From Scratch may be innovative, but there is not a hint of improvisation in their music. “It’s all written out. You get a number series, or a graphic shape that generates the structure of the music. All you’ve got to do to write it is to fill in the gaps – it’s like the music almost writes itself. And all you have to do is make the growth of the piece as natural as possible.” In my own words, no pre-tension in its pro-gression!
Enuff’s enuff. You’ll all get a chance to catch From Scratch at work during the festival. So what of McGlashan’s other projects?
“I’m planning to do a solo tour next year. Whenever I get a chance I try to write songs, but at the moment they’ve all got too many words in them.”
He’s also doing workshops here with Marianne Schulz, an American dancer on December 9 and 10. This is one outcome of his study year in the US.
Another project he undertook in ’84 was the film score to Sue McCauley’s Other Halves, which is directed by John Lang who did Beyond Reasonable Doubt. It’s billed as ‘A Dangerous Love Story’.
The only experience McGlashan had had in this particular pasture was writing incidental music for TV’s Mortimer’s Patch, which he says was “one of the first things I did when I first dropped out of university.”

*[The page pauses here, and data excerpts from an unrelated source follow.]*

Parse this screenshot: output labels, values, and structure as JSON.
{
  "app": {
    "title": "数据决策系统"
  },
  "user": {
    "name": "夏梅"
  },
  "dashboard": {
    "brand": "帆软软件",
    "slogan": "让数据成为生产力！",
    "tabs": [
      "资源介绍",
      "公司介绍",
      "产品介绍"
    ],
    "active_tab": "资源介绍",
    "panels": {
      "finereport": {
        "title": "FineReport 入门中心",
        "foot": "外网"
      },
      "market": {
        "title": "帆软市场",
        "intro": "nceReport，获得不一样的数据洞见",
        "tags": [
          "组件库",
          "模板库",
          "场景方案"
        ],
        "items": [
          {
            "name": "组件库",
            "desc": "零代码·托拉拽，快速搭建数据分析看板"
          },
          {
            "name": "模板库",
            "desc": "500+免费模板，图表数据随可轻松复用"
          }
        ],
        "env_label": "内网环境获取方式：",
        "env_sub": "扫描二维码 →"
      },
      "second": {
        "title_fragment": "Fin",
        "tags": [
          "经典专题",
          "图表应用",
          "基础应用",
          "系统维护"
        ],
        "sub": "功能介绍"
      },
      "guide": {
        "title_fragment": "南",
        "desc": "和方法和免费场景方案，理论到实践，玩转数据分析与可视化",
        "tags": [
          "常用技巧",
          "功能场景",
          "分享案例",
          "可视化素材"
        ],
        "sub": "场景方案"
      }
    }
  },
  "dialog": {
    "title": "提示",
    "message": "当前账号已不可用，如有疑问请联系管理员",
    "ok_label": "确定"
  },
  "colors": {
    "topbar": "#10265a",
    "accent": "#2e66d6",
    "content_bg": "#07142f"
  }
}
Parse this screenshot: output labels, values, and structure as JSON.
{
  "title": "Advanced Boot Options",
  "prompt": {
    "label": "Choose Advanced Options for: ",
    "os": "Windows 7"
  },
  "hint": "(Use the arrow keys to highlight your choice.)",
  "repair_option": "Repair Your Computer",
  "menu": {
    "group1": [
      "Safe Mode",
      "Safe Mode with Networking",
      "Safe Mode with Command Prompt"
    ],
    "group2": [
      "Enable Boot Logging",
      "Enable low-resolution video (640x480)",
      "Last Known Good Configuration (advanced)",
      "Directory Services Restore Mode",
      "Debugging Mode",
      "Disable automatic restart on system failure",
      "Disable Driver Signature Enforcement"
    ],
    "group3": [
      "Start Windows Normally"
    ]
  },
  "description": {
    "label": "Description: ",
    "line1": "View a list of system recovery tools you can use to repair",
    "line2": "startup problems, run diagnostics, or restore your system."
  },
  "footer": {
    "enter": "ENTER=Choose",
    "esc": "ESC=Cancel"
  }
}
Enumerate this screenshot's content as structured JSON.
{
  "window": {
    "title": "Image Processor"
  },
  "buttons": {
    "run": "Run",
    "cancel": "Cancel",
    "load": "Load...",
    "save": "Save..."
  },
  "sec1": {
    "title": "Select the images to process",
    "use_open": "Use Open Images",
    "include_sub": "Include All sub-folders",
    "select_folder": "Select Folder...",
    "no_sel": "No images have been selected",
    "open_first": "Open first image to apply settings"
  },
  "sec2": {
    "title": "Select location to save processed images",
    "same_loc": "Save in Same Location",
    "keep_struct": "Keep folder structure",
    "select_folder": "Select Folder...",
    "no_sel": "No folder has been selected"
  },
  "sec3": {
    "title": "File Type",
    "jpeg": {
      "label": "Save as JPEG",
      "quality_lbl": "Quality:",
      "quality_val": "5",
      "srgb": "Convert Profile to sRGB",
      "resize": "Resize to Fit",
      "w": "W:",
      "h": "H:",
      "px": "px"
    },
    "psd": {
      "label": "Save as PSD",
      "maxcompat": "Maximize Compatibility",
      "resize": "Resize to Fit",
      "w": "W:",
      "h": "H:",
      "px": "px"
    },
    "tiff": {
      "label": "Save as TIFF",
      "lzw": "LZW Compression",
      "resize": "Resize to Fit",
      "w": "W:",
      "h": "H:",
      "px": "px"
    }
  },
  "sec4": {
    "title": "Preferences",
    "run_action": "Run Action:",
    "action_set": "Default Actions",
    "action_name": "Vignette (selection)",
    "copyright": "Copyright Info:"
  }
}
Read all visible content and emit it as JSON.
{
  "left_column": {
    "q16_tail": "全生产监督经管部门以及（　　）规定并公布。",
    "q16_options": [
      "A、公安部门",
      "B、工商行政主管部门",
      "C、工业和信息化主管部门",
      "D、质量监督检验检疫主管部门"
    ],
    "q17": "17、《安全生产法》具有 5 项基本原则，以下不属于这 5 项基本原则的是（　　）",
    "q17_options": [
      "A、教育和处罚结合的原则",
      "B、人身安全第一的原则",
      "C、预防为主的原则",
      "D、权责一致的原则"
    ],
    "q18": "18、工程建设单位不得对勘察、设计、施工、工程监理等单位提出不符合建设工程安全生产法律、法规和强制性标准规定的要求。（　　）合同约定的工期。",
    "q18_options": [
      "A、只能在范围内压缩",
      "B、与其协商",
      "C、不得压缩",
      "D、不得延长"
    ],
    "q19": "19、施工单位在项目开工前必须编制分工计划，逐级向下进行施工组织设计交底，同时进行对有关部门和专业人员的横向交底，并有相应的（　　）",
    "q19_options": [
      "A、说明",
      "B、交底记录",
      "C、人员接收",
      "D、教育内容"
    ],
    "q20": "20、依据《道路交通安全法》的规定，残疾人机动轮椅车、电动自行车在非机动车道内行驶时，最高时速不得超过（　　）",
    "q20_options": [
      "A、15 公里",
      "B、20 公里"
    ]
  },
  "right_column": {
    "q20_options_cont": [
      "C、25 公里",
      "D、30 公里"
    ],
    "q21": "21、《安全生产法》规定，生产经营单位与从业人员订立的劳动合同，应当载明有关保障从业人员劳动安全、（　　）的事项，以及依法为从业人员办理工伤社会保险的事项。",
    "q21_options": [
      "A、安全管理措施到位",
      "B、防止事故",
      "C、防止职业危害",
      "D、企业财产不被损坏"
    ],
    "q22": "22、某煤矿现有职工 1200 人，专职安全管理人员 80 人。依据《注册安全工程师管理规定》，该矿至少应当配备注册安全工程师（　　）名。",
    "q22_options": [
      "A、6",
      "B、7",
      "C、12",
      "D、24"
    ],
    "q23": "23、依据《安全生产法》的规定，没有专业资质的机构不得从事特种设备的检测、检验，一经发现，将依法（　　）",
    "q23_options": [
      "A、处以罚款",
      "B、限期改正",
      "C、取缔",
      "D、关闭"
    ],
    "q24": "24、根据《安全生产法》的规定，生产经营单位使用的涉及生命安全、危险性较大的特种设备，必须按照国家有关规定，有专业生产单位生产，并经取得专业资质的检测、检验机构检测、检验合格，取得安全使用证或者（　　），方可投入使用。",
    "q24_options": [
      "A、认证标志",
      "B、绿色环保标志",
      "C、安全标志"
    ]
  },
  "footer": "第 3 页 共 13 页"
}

“Early Blams songs had bits of poached ‘Inspector Mortimer walks up the stairs’ music. That was a good experience because you had to churn the stuff out so fast. You’d be writing from 1am to 9am, and at 9.15am you had to be in the dubbing suite, recording the track!”
As for the possibility of working within a ‘band’ again, he says he would if the “right combination came up”, but that “there’s certainly very little stuff I’ve ever done that I’m happy with… if I continue at this rate it’ll be 20 years before I’ve got enough songs together to play a decent set.”
McGlashan’s got a lot to say. He’s full of ideas. Everything he says with a sense of economy and thoughtfulness. He’s also not one to over-estimate his own talent. Of the Blams stuff, he likes ‘Marsha’ the most, because it was a song “people could actually get inside, rather than a song which is trying to be clever-clever.”
We talked for an hour and there’s lots we couldn’t fit onto this page… talk about his production work with the Netherworld Dancing Toys, his teaching, England and expatriate NZers, Auckland. Another day, another page.